Friday 28th September
I am so grumpy tonight, I am hoping that this is a good sign that it’s a bit of PMS, I am shattered, didn’t sleep well last night. Feel super short tempered. Poor James.
I have had a good few days, busy out on the bike and having some chill time. It’s been nice, I find my own company enjoyable now a days, however I do enjoy spending time with others too. A nice balance makes for a happy life.
Today I met Laura for a bike run, it was nice to get out again, a bit of a brighter day that the day before with some of the cycle girls. Very wet and wild! We went to Alford Bistro for lunch, it’s a vivid reminder of weekend Findley died, James and I went out for tea on the Friday. I was so very pregnant and I remember having to go to the bathroom a few times. It’s not the to can’t go there or anything but it’s just maybe a small trigger. It’s the remember the happiness that was there, that ignorance that anything could go wrong, having no idea that in 48 hours our baby would be dead.
I arranged to meet Katie and Seamus today for coffee and cake. I am definitely nervous, the last time I saw Seamus properly was very emotional. It wasn’t how it should be Katie and I should be swapping baby stories and pushing our prams together. I am worried about meeting her, I am not sure how it will feel when I sit down with them for a coffee. I am so scared that he will be a constant reminder of what should be and what I don’t have. I said to Katie I am so worried about losing the friendship that we have built over the past few months. She remind me regularly that, this is just the start of our journey and not the end. I also have to go and pick up Findley’s name tag from the undertakers. It’s the one that was on his little ankle when he was born. It had taken me sometime to build up to go back. the last time I was in the restrooms was to visit my baby boy for the last time, I don’t think I have made my afternoon particularly easy for myself.

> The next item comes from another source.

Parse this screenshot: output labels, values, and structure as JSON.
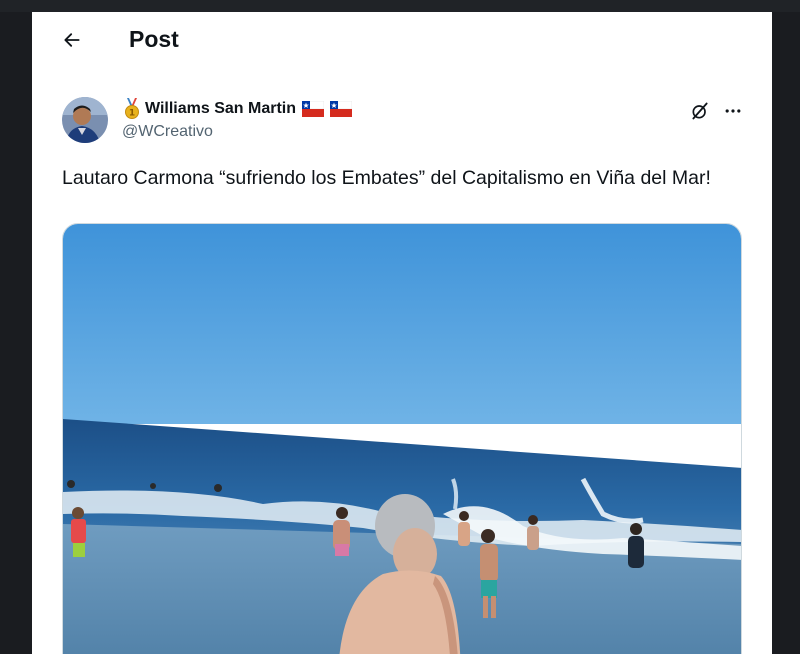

Seeing Wendy at the restrooms isn’t as emotional as I thought. I tired really hard not to let the wave come over me, I haven’t seen Wendy since a few days after Findley’s celebration when she dropped his ashes off. I was still trying to be strong back then. I feel I have to thank her for everything she did for our family. I never really got to tell her how much it meant for her to be the one that took my little boy away for the hospital. I tell her how much easier it was for me that I handed Findley to her, even though she was a complete stranger, it made it much easier. We both have tears in our eyes as I tell her. She’s a lovely person, kindness and care oozes from her. I feel very lucky to have had Wendy as part of our journey with a Findley.
I headed straight from there to see Katie, she was running late so we rearranged to meet at her house. I don’t have much time to think about it all before I am knocking on her door. I so miss seeing Katie shes so much fun, she’s so happy and always makes me smile. She’s busy apologising for her house and trying to make me tea, I reassure her, Katie it’s me, stop stressing, I take Seamus off her so she can sort herself a drink. The last time I held him was heart breaking, this time is completely different. He’s grown so much, he grown his personality and it’s shining through. He watches his mum and she’s moves around the kitchen chatting to me. I no longer associate Seamus with Findley, they don’t look anything alike and he’s no longer a new born baby. He’s only 8 weeks old, but he’s stronger and wriggly. It’s not anything Findley ever was, I enjoy having a good cuddle with the little man. I feel a massive sense of relief as I realise that every time I see Katie and Seamus isn’t going to be painful. I had such a fear that I wouldn’t be able to see them and be part of their lives.
I am sure as time passes there will be times when I see Seamus and realise what is missing for my life is right in front of me, but, i guess this will be part of my healing and grieving process. I know as time passes I will still have those moments when I think, this should be Findley taking his first steps, saying his first words, learning to say mummy and daddy, but that’s okay, and I know I will cry, I know the waves will wash over me, but I think I have come to accept that this is part of my journey, and it’s okay, it’s okay to cry and it’s okay to let the grief consume me.
One other things I did today, I took down Findleys scan photos, i have been thinking about it for days now, and I decided it’s time. I left up his 4D scab photos and of course we have lots of photos of Findley around the house. The are now safely in a lovely box that was gifted to us by Fern. I know one day I will be putting more scan photos up, when the time is right. It will come.
I feel life moving forward, I think I am around the wall now, I have found my path, and am slowly walking it.